Humala’s Middle East tour also includes visits to Qatar and the Palestinian Authority.
He is scheduled to meet with Prime Minister Binyamin Netanyahu on Monday.
Netanyahu announced last week his intention to make a rare visit by a sitting Israeli prime minister to Latin America in the coming months, to Mexico and Colombia.
Netanyahu’s announcement came soon after the Pacific Alliance, a Latin American free-trade bloc that includes Mexico, Colombia, Peru, Chile and Costa Rico, granted Israel observer status.
Grouped together, these countries have the eighth-largest economy in the world.

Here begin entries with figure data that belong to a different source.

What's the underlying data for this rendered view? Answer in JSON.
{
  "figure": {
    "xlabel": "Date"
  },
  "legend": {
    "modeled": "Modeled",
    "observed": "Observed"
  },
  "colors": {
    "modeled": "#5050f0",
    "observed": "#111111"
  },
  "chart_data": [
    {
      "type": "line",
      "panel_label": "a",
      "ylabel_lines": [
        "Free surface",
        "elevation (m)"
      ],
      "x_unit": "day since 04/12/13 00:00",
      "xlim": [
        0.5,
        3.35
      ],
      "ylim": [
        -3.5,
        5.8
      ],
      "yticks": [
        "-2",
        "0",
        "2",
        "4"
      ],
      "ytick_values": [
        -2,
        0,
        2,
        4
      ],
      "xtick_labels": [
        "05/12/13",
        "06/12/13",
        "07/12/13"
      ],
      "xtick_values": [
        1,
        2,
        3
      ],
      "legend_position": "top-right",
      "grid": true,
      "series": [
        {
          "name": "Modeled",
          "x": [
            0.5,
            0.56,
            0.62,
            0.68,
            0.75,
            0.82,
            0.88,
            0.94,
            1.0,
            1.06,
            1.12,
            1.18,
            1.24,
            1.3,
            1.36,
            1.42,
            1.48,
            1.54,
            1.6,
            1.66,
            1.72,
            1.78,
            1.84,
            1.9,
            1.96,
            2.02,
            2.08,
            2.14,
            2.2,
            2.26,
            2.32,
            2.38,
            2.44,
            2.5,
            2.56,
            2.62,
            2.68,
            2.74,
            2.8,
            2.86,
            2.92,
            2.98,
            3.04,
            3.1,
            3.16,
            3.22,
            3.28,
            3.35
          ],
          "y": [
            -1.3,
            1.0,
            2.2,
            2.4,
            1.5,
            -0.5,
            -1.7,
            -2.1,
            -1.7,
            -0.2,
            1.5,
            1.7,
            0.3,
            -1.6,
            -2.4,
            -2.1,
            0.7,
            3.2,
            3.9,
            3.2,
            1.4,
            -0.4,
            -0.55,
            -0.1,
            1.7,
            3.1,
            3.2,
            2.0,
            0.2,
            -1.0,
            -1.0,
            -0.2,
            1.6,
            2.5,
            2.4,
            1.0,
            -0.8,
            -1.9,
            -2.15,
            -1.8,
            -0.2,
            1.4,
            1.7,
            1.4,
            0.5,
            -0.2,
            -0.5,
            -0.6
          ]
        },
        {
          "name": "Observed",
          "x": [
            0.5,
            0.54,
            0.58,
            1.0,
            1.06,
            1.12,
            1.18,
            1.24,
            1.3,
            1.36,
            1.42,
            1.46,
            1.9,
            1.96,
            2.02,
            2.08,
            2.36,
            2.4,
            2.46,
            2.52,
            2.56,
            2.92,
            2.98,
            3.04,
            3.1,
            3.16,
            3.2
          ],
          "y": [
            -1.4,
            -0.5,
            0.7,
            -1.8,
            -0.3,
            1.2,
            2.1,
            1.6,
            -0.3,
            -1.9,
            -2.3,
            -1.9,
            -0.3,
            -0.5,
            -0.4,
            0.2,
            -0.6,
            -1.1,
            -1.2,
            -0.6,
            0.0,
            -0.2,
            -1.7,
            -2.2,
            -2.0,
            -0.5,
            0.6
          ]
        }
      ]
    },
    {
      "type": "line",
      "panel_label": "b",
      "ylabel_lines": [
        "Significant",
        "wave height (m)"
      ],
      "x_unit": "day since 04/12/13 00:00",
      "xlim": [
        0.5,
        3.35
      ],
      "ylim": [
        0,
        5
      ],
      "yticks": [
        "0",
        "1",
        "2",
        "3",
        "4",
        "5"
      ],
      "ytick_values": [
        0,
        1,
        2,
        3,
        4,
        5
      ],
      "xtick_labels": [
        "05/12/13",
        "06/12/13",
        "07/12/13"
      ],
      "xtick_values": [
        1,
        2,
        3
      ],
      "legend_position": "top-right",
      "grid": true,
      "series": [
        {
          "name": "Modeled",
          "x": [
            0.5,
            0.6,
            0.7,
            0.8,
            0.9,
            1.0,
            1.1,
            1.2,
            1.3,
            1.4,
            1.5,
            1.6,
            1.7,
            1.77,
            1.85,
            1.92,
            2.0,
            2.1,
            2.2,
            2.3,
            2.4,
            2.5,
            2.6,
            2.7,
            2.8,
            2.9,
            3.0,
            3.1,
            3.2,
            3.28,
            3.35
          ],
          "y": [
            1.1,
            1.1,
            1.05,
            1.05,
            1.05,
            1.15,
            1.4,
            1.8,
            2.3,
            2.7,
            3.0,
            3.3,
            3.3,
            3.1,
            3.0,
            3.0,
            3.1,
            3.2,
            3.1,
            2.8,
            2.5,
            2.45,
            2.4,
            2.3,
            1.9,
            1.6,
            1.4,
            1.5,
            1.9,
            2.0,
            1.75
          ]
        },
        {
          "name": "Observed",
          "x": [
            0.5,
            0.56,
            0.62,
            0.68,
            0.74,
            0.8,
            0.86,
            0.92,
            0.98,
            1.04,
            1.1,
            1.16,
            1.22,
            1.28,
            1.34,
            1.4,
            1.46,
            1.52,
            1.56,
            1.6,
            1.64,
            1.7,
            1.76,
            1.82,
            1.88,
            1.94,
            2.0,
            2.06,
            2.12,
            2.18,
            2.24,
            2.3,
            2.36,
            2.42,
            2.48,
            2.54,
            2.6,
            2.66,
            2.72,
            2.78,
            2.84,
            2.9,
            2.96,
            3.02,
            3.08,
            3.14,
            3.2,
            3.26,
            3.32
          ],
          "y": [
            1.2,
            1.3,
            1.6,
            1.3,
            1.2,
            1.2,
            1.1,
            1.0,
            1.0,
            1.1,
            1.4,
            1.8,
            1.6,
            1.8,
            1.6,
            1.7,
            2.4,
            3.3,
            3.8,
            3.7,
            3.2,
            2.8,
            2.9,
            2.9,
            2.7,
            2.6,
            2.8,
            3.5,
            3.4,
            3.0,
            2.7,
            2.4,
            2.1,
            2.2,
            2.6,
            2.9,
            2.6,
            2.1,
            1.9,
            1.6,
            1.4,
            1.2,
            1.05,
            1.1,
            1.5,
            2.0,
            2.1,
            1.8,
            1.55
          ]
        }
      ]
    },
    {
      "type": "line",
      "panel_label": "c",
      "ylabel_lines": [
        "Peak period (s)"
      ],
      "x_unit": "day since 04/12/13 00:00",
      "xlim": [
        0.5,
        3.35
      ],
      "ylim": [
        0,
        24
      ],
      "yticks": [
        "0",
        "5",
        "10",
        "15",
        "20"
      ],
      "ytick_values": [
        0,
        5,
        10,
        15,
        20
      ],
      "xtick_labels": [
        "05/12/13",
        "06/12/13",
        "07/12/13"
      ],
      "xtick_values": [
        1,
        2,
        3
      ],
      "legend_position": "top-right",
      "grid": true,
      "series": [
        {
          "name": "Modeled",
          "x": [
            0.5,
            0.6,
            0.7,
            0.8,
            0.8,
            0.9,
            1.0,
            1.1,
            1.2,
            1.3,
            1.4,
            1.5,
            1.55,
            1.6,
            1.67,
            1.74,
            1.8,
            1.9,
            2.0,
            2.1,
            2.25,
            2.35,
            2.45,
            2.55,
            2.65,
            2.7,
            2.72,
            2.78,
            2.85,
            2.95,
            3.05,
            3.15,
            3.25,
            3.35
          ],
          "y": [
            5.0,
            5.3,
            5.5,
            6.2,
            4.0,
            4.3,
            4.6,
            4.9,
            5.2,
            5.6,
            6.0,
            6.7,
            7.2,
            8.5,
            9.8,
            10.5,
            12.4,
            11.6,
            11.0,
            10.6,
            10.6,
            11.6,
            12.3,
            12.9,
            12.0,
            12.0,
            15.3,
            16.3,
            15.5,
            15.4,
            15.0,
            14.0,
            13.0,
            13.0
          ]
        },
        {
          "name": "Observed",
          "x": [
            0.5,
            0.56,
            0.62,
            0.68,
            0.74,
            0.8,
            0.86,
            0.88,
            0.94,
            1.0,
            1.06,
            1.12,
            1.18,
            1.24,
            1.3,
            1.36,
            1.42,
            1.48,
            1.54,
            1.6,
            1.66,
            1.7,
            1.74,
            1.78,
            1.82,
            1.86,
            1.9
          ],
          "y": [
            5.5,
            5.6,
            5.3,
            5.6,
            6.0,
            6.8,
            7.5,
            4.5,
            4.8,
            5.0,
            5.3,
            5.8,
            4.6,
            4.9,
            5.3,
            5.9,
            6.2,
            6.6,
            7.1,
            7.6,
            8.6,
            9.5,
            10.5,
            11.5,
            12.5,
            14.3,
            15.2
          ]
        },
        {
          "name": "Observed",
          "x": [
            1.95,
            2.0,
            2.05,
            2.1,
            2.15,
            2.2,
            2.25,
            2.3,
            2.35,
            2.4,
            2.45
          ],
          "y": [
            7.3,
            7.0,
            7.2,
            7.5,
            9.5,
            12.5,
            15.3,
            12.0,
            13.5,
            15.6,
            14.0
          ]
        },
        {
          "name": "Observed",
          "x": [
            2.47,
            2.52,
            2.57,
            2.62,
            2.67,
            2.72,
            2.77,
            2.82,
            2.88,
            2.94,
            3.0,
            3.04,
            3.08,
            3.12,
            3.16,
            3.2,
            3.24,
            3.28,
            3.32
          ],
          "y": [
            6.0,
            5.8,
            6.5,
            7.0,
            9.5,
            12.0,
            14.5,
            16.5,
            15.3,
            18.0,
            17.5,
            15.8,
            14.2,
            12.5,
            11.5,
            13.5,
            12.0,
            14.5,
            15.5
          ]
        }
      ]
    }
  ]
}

Israel is the first Middle East country to be granted observer status in this group, and as such it will be invited to take part in its staff work attend its conferences, which will facilitate the advancement of cooperation with its member states. Observer status is the first step in expanding relations with a group whose combined economies amount to some $2 trillion, outpacing India’s.
Netanyahu met last month in Davos with Mexican President Enrique Pena Nieto and Panamanian President Ricardo Martinelli. In June, he met with Colombian President Juan Manuel Santos in Jerusalem.
Panama is expected to join the Pacific Alliance soon.
Netanyahu has made clear that just as he is interested in expanding economic ties with China, he sees great potential in expanding trade relations with Latin America.
These efforts are part of a policy of expanding and diversifying Israeli markets and avoiding dependence on one market – for example, Europe.
The Pacific Alliance countries are also important as a wedge in Latin America against Iranian influence in such countries as Cuba, Venezuela, Nicaragua and Bolivia.